Moreover, companies which implemented these assessments reported more engaged boards. “Respondents that performed (corruption) risk assessments were more than twice as likely to agree with the proposition that their boards are adequately engaged with respect to their anti-corruption compliance programs, resources and risks,” said KPMG. Conversely, respondents not conducting corruption risk assessments were approximately four times more likely to disagree with the proposition that their boards are adequately engaged with these topics.

Furthermore, the report stated corruption risk assessments are a foundational element of an effective compliance programme and helps to identify, prioritise and provide an important means of communicating internally, including with senior management and the board, about the anti-corruption programme and how best to deploy resources to manage and mitigate risk.

Regulatory Requirements

In Malaysia, regular corruption risk assessments are required by companies under tightening regulations to counter the twin threats of bribery and corruption. Section 17A amendment of the Malaysian Anti-Corruption Commission Act 2009 (MACC Act) which was passed in 2020, introduced the Corporate Liability Provision, which holds organisations accountable for criminal acts of bribery and corruption.1 Directors and senior management are now liable for the actions of any person involved in corrupt acts in their organisation, unless it can be proven that the organisation had undertaken “adequate procedures” to mitigate the fraud, bribery, or corruption risks from materialising.2

The supporting Guidelines on Adequate Procedures (GAP) issued by the Prime Minister’s department in December 2018, built on five ‘T.R.U.S.T.’ principles, states that corruption risk assessments should be reviewed periodically with a comprehensive assessment performed once every three years.

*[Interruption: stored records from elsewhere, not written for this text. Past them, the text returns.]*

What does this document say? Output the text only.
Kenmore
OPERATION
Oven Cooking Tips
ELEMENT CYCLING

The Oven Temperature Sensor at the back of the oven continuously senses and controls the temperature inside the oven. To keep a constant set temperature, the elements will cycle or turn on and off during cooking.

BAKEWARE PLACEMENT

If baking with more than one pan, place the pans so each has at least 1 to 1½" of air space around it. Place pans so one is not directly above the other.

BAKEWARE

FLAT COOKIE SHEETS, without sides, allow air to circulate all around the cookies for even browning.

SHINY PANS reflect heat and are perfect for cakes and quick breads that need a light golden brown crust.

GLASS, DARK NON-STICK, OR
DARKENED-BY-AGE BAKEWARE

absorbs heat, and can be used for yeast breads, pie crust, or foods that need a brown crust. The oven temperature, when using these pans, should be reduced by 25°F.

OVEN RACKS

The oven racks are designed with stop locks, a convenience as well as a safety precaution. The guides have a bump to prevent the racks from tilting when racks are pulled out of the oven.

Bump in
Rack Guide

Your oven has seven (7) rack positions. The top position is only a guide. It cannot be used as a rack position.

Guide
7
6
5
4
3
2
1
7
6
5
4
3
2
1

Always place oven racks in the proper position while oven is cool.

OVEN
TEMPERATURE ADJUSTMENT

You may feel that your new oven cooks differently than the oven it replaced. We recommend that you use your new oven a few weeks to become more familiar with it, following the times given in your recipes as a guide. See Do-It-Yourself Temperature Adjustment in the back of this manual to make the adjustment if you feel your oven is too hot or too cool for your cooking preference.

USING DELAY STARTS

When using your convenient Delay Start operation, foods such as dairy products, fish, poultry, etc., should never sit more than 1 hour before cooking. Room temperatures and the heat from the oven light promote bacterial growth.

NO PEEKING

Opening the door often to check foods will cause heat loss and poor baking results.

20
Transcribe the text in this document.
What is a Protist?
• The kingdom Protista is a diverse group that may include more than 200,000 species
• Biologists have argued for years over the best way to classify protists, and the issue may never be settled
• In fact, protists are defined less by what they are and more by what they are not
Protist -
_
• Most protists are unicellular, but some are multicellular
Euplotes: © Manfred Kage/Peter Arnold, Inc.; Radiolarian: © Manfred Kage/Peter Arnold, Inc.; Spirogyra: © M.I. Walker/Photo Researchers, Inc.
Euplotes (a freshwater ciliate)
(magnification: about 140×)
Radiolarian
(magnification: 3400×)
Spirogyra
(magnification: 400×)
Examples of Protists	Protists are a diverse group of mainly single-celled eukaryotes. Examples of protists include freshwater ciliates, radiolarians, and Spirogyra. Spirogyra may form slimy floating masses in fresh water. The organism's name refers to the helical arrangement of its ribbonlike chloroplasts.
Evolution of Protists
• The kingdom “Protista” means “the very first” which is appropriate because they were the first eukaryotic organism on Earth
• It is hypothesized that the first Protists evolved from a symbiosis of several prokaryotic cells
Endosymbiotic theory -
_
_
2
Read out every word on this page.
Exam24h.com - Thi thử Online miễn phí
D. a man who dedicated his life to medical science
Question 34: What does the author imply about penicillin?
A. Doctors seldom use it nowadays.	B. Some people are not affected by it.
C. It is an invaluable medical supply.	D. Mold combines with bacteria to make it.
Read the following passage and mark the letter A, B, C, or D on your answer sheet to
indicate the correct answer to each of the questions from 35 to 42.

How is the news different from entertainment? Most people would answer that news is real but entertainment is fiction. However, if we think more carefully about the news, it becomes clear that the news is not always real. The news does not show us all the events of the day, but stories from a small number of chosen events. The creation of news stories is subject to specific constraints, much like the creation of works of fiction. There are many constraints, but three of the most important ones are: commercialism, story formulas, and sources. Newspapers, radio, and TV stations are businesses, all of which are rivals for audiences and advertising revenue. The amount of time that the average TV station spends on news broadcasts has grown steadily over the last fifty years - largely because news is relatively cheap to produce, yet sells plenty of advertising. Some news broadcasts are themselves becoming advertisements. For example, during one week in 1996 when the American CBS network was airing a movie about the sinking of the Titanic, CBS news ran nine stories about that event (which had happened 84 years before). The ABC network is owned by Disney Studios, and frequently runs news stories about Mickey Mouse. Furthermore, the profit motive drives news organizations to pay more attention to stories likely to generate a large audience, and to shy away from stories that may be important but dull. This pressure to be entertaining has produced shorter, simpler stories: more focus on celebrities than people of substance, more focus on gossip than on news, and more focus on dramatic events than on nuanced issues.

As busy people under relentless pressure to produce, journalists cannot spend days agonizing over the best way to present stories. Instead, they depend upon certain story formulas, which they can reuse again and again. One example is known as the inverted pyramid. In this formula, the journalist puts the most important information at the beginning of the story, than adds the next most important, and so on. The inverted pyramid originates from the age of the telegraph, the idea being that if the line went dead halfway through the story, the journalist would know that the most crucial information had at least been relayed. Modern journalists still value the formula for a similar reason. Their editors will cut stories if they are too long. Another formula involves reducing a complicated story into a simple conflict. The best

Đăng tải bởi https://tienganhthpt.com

Companies listed on Bursa Malaysia are also bound to the listing requirements, that require all listed issuers and their board of directors to ensure that policies and procedures on anti-corruption and whistle-blowing are established and maintained throughout the organisation.3 Drawing from the GAP, these policies are to be reviewed periodically and corruption risk is to be included in the issuer’s annual risk assessment.4

Bursa Malaysia’s Enhanced Sustainability Reporting Framework also calls for the inclusion of anti-corruption matters and indicators to be reported in sustainability statements by Main Market-listed companies for or after the financial year ended 31 December 2023. ACE Market companies must fulfil this requirement for financial years ended on or after 31 December 2025. Common indicators used to disclose corruption risk include the percentage of operations assessed for corruption-related risks, as well as the percentage of employees who have received training on anti-corruption and confirmed incidents of corruption and action taken towards them.5

Value of Corruption Risk Assessment

To mitigate corruption risks, companies should adopt early preventative measures early on, proactively managing risks by anticipating challenges and strategically implementing solutions to minimise potential adverse effects before they occur.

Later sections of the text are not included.